Battery-Electric Powertrain System Design for the HorizonUAM Multirotor Air Taxi Concept

TL;DR

This paper presents a structured design approach for a safe, reliable, all-electric multirotor eVTOL powertrain system, validated through simulations and safety assessments, to meet aviation safety standards.

Contribution

It introduces a novel conceptual propulsion system architecture design method for electric urban air mobility vehicles, emphasizing safety, reliability, and compliance with EASA standards.

Findings

Pure quadcopter design meets EASA reliability standards.

Adding push propellers enhances system reliability.
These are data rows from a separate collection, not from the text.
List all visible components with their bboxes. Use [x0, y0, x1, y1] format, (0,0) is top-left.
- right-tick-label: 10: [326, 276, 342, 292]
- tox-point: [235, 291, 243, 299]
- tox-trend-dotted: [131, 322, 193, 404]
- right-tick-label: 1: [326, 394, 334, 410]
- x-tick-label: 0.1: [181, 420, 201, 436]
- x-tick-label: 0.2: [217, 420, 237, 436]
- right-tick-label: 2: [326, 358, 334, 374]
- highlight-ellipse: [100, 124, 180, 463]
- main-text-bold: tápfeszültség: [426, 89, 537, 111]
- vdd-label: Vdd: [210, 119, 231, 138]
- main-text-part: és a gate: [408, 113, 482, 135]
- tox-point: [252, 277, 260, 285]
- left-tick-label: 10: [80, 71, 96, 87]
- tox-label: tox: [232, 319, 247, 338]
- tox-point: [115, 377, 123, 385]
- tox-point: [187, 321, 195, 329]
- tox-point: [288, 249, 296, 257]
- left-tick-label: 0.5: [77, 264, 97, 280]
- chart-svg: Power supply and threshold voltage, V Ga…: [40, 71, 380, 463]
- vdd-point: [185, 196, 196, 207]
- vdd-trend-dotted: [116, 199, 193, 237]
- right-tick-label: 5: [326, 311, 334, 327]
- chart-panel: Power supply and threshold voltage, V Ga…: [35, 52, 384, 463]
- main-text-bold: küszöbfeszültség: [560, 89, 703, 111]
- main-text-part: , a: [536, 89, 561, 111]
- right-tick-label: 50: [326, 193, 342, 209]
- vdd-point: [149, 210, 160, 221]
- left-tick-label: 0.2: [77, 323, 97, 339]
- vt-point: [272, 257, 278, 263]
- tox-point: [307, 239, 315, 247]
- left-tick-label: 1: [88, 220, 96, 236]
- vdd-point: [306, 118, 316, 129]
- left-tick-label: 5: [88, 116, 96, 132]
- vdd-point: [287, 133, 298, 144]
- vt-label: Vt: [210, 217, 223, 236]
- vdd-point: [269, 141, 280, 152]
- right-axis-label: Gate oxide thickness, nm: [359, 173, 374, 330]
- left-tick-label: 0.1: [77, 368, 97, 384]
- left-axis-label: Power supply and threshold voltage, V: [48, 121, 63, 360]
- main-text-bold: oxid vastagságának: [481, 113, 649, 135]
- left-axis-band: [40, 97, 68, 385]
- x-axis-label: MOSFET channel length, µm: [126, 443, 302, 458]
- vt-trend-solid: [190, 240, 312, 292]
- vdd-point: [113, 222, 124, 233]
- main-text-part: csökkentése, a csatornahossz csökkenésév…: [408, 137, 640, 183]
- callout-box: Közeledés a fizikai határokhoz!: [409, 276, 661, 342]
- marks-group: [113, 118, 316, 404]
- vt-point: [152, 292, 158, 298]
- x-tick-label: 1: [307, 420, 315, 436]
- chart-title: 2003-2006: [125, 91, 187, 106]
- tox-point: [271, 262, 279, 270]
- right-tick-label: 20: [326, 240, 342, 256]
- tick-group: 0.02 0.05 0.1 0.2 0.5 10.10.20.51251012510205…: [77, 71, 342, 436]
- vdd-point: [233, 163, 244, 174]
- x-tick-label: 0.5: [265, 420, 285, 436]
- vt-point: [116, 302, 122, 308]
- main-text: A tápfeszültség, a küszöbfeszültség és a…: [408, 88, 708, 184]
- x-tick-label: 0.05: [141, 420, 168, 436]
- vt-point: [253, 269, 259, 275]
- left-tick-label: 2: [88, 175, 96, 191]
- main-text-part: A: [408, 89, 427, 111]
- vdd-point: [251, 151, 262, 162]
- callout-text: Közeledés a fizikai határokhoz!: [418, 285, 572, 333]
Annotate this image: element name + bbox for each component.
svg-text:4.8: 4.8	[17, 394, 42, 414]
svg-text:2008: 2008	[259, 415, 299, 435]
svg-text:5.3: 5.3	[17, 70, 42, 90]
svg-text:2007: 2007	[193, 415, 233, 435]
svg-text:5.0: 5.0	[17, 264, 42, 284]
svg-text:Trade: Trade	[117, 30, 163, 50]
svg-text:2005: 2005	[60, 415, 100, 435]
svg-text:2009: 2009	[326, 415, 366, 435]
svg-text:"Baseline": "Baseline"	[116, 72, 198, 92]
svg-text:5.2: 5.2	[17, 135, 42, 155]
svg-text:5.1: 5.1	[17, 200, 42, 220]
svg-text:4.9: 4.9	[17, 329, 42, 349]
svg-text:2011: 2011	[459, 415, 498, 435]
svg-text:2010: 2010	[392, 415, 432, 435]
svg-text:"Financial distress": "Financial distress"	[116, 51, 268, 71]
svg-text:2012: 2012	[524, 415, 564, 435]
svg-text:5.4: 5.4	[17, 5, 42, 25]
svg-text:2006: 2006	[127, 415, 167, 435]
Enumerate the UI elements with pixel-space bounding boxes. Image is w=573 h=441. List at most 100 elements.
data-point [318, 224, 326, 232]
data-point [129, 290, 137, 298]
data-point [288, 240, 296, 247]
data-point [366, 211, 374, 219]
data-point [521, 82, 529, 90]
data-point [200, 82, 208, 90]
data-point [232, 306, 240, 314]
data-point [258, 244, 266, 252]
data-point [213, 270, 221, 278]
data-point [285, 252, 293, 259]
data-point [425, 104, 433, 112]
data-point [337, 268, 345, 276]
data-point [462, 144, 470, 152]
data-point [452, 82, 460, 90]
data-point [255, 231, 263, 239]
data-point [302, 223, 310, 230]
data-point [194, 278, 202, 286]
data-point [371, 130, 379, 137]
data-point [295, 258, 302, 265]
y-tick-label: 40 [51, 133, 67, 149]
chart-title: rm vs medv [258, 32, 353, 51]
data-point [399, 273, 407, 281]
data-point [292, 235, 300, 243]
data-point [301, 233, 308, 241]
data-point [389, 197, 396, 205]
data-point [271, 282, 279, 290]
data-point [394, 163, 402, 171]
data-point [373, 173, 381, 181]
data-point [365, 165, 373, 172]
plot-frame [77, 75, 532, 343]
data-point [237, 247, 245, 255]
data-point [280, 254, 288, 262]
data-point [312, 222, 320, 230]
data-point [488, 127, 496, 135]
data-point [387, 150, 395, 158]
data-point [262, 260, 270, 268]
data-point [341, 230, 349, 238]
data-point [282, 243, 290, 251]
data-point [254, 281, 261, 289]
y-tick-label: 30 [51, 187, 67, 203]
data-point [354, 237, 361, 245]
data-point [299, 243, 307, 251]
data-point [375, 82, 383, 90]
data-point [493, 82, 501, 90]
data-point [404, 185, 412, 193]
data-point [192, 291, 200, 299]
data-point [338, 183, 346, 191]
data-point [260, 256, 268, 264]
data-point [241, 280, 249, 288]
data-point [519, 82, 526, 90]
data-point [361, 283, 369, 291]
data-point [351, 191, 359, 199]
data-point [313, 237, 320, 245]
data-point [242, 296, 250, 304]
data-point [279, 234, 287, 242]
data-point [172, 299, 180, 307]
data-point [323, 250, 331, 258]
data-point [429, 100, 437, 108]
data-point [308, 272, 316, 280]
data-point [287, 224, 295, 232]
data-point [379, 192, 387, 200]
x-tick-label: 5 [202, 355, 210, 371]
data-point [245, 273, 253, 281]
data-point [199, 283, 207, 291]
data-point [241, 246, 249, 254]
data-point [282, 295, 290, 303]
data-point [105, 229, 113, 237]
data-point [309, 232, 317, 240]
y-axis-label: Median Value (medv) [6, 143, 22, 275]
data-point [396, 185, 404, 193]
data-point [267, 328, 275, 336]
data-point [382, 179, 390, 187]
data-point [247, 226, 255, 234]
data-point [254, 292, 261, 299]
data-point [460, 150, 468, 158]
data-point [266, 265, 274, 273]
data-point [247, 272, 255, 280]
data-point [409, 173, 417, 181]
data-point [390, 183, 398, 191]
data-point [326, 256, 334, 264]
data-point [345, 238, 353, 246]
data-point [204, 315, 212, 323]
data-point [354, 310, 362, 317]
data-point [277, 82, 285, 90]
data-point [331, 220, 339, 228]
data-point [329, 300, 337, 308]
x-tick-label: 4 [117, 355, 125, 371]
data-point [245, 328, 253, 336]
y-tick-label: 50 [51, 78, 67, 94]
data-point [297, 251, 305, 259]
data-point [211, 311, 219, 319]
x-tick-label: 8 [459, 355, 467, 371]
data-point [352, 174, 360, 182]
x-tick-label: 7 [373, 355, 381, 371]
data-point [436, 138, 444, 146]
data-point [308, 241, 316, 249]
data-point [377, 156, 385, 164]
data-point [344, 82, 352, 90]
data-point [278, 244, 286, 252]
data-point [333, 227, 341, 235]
Simulations confirm the architecture's capability to meet operational requirements.

Abstract

The work presented herein has been conducted within the DLR internal research project HorizonUAM, which encompasses research within numerous areas related to urban air mobility. One of the project goals was to develop a safe and certifiable onboard system concept. This paper aims to present the conceptual propulsion system architecture design for an all-electric battery-powered multirotor electric Vertical Takeoff and Landing (eVTOL) vehicle. Therefore, a conceptual design method was developed that provides a structured approach for designing the safe multirotor propulsion architecture. Based on the concept of operation the powertrain system was initially predefined, iteratively refined based on the safety assessment and validated through component sizing and simulations. The analysis was conducted within three system groups that were developed in parallel: the drivetrain, the energy supply and the thermal management system. The design process indicated that a pure quadcopter propulsion system can merely be designed reasonably for meeting the European Union Aviation Safety Agency (EASA) reliability specifications. By adding two push propellers and implementing numerous safety as well as passivation measures the reliability specifications defined by EASA could finally be fulfilled. The subsequent system simulations also verified that the system architecture is capable of meeting the requirements of the vehicle concept of operations. However, further work is required to extend the safety analysis to additional system components as the thermal management system or the battery management system and to reduce propulsion system weight.